When it comes to adding images, there are two main options available:
- Linking images
- Uploading images
Whenever adding annotations, information is simply decoded and stored in the PostgreSQL database.
Duplicate images¶
After an image has been added to Remo, you can add other copies of the same image to other Datasets. These will be virtual copies, minimizing disk storage space.

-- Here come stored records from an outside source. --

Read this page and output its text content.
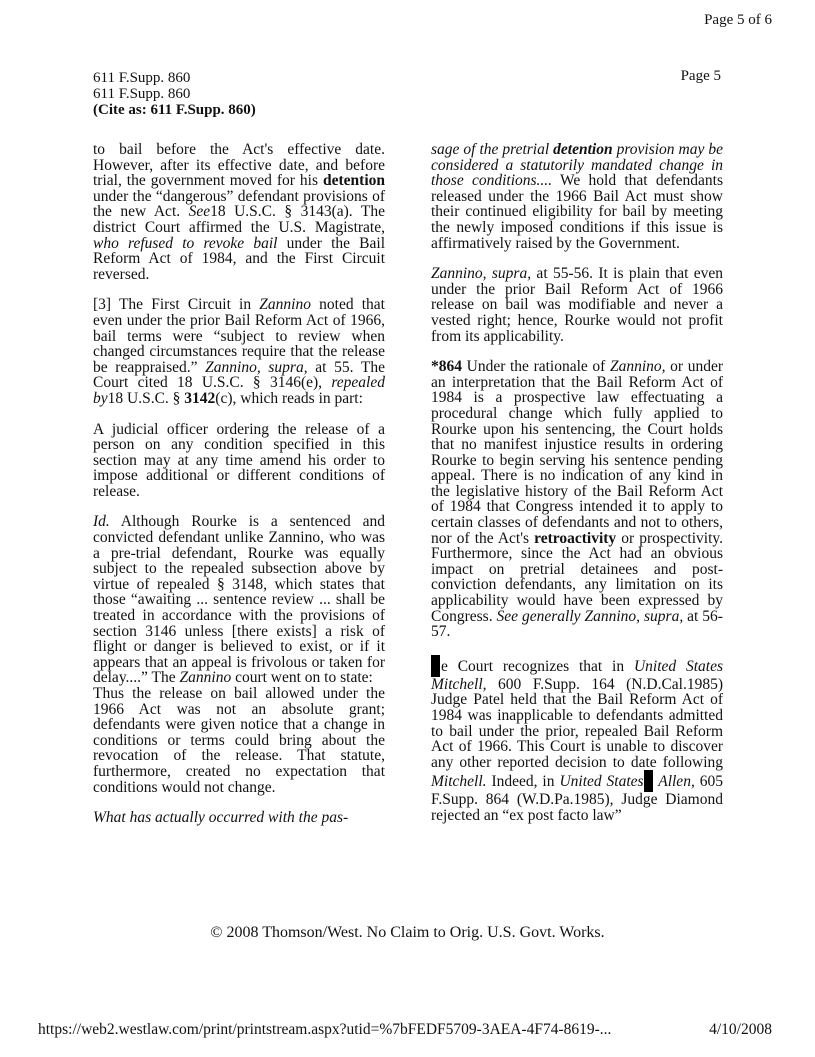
Page 5 of 6
611 F.Supp. 860
611 F.Supp. 860
(Cite as: 611 F.Supp. 860)
Page 5

to bail before the Act's effective date. However, after its effective date, and before trial, the government moved for his detention under the “dangerous” defendant provisions of the new Act. See18 U.S.C. § 3143(a). The district Court affirmed the U.S. Magistrate, who refused to revoke bail under the Bail Reform Act of 1984, and the First Circuit reversed.

[3] The First Circuit in Zannino noted that even under the prior Bail Reform Act of 1966, bail terms were “subject to review when changed circumstances require that the release be reappraised.” Zannino, supra, at 55. The Court cited 18 U.S.C. § 3146(e), repealed by18 U.S.C. § 3142(c), which reads in part:

A judicial officer ordering the release of a person on any condition specified in this section may at any time amend his order to impose additional or different conditions of release.

Id. Although Rourke is a sentenced and convicted defendant unlike Zannino, who was a pre-trial defendant, Rourke was equally subject to the repealed subsection above by virtue of repealed § 3148, which states that those “awaiting ... sentence review ... shall be treated in accordance with the provisions of section 3146 unless [there exists] a risk of flight or danger is believed to exist, or if it appears that an appeal is frivolous or taken for delay....” The Zannino court went on to state:

Thus the release on bail allowed under the 1966 Act was not an absolute grant; defendants were given notice that a change in conditions or terms could bring about the revocation of the release. That statute, furthermore, created no expectation that conditions would not change.

What has actually occurred with the pas-

sage of the pretrial detention provision may be considered a statutorily mandated change in those conditions.... We hold that defendants released under the 1966 Bail Act must show their continued eligibility for bail by meeting the newly imposed conditions if this issue is affirmatively raised by the Government.

Zannino, supra, at 55-56. It is plain that even under the prior Bail Reform Act of 1966 release on bail was modifiable and never a vested right; hence, Rourke would not profit from its applicability.

*864 Under the rationale of Zannino, or under an interpretation that the Bail Reform Act of 1984 is a prospective law effectuating a procedural change which fully applied to Rourke upon his sentencing, the Court holds that no manifest injustice results in ordering Rourke to begin serving his sentence pending appeal. There is no indication of any kind in the legislative history of the Bail Reform Act of 1984 that Congress intended it to apply to certain classes of defendants and not to others, nor of the Act's retroactivity or prospectivity. Furthermore, since the Act had an obvious impact on pretrial detainees and post-conviction defendants, any limitation on its applicability would have been expressed by Congress. See generally Zannino, supra, at 56-57.

e Court recognizes that in United States Mitchell, 600 F.Supp. 164 (N.D.Cal.1985) Judge Patel held that the Bail Reform Act of 1984 was inapplicable to defendants admitted to bail under the prior, repealed Bail Reform Act of 1966. This Court is unable to discover any other reported decision to date following Mitchell. Indeed, in United States Allen, 605 F.Supp. 864 (W.D.Pa.1985), Judge Diamond rejected an “ex post facto law”

© 2008 Thomson/West. No Claim to Orig. U.S. Govt. Works.
https://web2.westlaw.com/print/printstream.aspx?utid=%7bFEDF5709-3AEA-4F74-8619-...	4/10/2008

Remo also automatically checks and prevents to have duplicate images within the same dataset.
Linking images¶
When linking images, Remo opens them directly from your hard disk. The advantage is that Remo will not create new copies of your data, thus minimizing disk storage. This however also means that if you move or delete your images after linking them, Remo will fail to find them.
NB: even when linking data, Remo still creates a copy of smaller version of the images to show thumbnails and previews in an efficient way. Those shouldn't amount to more than 15% of the original size of the data.
To link data, you can select the "Use local data" tab from the UI, or use the local_files
parameter when using add_data
method of the Python Library.
Linking is not possible if you are passing archive files or when using remote URLs.
Also, if you are using a Docker version of Remo, you'd have to explicitly expose the folder to the container. See the Remo Docker installation page for more information on this.
Uploading images¶
When uploading images, a copy of the data will be uploaded and stored in the media subfolder within the .remo folder.
This is the default behaviour when passing archive files, files from web URLs and when using a Docker installation of Remo.
The advantage of this method is that regardless to what happens to your original data, you will have a copy of it stored in Remo.